Benefits of breast feeding

Hi Professor,

Some questions relating to breast feeding:

I was blessed to be able to breast feed my children exclusively for 5 months each, which I hoped would boost their immune systems. My 3 year old has Epilepsy, is that because it is genetic, as it is in my husband''s family or can it be due to a poor immune system?

My friend did not breast feed at all and her children are constantly on anti-biotics for some or other infection. Her two year old has had her tonsils out already. My son is four and has not yet had his out. Can this be due to me breast feeding him?

Thank you.

Expert's Reply



Epilepsy is very often an inherited condition. Your son has inherited his epilepsy from his dad's side of the family. Breast feeding will not protect against developing epilepsy.Breast feeding is indeed very important for the development of a normal and good protective immune system in babies and young children. So it is certainly fair to say that the fact that you breastfed your son certainly helped to develop his immune system and may explain why he was never troubled by repeated episodes of tonsillitis and other respiratory infections in the first four years of his life.

The information provided does not constitute a diagnosis of your condition. You should consult a medical practitioner or other appropriate health care professional for a physical exmanication, diagnosis and formal advice.
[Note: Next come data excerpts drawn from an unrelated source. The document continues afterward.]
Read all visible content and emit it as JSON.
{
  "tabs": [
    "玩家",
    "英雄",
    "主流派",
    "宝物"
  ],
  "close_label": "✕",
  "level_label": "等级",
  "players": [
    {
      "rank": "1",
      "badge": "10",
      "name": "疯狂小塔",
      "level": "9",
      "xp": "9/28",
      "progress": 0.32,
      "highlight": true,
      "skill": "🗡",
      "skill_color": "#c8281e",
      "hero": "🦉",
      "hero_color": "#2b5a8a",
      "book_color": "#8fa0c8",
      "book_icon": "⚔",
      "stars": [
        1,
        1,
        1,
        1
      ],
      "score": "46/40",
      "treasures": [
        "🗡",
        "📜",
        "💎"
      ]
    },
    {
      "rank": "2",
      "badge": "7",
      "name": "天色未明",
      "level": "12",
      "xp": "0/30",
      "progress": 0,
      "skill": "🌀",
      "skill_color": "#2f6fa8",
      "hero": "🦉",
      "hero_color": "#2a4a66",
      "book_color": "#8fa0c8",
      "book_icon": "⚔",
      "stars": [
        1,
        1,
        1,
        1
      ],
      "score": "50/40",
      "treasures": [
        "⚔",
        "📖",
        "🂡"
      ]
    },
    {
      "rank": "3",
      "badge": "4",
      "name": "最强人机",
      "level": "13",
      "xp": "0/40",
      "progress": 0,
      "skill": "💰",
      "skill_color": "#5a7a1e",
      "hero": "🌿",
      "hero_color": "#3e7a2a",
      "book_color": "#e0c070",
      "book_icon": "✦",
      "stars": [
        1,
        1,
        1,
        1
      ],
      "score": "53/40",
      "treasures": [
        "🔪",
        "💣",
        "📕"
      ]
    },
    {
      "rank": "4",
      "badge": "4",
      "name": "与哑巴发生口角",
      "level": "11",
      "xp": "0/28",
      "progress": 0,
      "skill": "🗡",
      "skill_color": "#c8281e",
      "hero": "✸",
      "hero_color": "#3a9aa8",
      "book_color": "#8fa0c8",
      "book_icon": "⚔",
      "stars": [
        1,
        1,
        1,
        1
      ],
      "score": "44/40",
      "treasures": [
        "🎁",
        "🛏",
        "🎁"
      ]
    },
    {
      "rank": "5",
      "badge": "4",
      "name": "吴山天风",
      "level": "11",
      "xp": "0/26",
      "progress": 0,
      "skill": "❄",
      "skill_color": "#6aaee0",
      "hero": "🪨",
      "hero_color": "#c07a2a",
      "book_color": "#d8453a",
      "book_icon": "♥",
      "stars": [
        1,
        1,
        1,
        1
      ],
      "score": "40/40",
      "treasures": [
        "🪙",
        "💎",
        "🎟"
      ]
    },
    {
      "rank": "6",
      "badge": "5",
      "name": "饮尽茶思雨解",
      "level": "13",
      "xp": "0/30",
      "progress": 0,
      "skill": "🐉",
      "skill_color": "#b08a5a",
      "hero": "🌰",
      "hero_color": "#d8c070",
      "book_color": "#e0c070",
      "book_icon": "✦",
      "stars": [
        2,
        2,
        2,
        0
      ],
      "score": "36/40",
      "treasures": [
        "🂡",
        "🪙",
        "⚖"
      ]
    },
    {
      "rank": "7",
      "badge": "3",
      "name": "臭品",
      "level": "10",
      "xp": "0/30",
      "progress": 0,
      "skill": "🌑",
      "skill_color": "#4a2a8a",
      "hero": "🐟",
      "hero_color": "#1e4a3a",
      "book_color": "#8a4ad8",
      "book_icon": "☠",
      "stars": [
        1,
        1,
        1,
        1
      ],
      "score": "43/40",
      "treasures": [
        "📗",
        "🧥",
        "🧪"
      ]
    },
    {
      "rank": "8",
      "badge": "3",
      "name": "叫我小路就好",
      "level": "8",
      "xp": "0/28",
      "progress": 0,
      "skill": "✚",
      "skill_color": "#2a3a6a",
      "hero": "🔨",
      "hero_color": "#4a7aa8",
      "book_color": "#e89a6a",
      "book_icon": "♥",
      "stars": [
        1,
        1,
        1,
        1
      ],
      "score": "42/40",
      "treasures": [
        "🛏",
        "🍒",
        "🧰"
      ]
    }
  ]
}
Health24 and the expert accept no responsibility or liability for any damage or personal harm you may suffer resulting from making use of this content.

user comments


Posted by: Purple | 2010-12-08

Nobody shot down the bottle and nobody said bottle fed babies aren''t happy or healthy. Your being a bit over sensitive.

Reply to Purple
Posted by: Pink | 2010-12-07

I have two happy healty bottle babies!
Please dont shoot the bottle down!

Reply to Pink
Posted by: Purple | 2010-12-07

One of the reported benefits of breastfeeding is that children (right up into their teens apparently) do get sick less often, and when they are sick, they tend to recover faster.

I breastfed for two and a half years and my son got sick for the first time at 13 months when he got a runny nose. Breastfed children do get sick, but in general (not every single case) it tends to protect them from a lot of illness.

It also has other benefits such as a child being less likely to be overweight when they get older, though obviously other factors come in to play, so if your child is forced to polish off huge plates of food and stops regulating their own intake according to hunger or eats junk all the time and doesn''t learn about nutrition they are going to be overweight even if they were breastfed.

While you are actually breastfeeding, if you get ill, your child tends not to get that illness as you pass the antibodies on through your milk.